Retourner au fort Nelson ? Impossible : le Père de Krangué mourant là-bas, au fort des Liards, attendait, il soupirait, il comptait sans doute les minutes !…

Les Indiens promirent d’être courageux, ils refirent la direction, et la marche reprit. Mais les malheureux s’affaiblissaient à chaque pas.

Un soir, il ne resta plus, pour le souper, que les entrailles d’un lièvre, de la chair et de la peau duquel les trois hommes avaient déjeuné et dîné déjà. Plus une bouchée pour le lendemain. Tandis que les jeunes gens mettaient le reste de leurs forces à préparer le campement dans la neige, le père, excellent tireur, s’éloigna avec le fusil et les deux dernières charges de plomb.

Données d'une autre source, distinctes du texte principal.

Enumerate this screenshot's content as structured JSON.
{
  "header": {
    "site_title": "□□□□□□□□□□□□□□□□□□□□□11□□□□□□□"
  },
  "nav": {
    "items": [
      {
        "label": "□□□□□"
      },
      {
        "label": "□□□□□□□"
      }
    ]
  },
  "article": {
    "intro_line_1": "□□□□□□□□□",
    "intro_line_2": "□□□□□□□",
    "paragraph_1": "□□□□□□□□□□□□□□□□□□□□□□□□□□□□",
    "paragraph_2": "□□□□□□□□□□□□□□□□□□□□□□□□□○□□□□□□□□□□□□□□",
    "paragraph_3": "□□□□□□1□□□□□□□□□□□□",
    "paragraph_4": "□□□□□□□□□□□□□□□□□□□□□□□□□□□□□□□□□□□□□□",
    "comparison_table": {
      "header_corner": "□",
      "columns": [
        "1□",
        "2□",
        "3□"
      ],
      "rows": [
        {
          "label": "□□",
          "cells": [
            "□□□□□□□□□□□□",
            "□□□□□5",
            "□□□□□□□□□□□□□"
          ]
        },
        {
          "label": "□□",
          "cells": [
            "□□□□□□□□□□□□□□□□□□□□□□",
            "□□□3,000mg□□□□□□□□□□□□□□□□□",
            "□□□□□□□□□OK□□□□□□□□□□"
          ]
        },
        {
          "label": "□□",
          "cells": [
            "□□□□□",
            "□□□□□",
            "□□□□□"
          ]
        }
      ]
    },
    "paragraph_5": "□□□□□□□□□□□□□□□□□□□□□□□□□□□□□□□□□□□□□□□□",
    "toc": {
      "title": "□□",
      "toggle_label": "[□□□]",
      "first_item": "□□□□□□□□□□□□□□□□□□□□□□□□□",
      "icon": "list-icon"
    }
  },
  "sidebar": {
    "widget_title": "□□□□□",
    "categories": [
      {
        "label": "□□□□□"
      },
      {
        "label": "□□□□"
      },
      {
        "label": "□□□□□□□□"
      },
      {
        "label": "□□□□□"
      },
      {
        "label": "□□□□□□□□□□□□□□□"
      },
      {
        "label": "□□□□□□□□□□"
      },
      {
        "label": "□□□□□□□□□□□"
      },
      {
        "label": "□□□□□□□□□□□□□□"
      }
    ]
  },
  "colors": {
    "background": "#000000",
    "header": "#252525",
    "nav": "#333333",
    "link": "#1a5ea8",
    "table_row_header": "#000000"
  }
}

Il aperçut un lièvre, le troisième que l’on voyait du voyage. Il ajusta l’animal, qui ne bougeait pas, et lâcha le coup. Rien. Le deuxième coup partit, et le lièvre détala. La peur de manquer avait halluciné le chasseur. Mais, aux détonations, les hurrah des sauvages avaient répondu ; et déjà ils débouchaient du fourré, l’œil enflammé de joie, pour se jeter sur le repas enfin trouvé… Désappointement ! Désolation !

L’un d’eux devint fou, cette nuit-là. Furieux par intervalles, il voulait tuer le missionnaire. Il fallut marcher trois jours encore, sans manger, et avec la nouvelle corvée de se défendre contre l’insensé.

La dernière journée — la dix-huitième — le Père Lecomte dit à ses compagnons :

— Maintenant je reconnais les lieux ; restez ici ; j’irai tout seul, bien vite, au fort des Liards, et je vous enverrai aussitôt du secours.

Il arriva sur le soir, « titubant comme un mort qui sortirait d’un sépulcre », ramassa ses énergies pour indiquer où se trouvaient les deux autres affamés, et tomba évanoui, sur le seuil de la mission.

Le Père de Krangué, qui allait beaucoup mieux, prit soin de son pauvre ami.

Cette épreuve abrégea la vie du Père Lecomte, dont la santé du reste n’égala jamais le courage.

Le coup qui devait être mortel arriva au printemps 1888.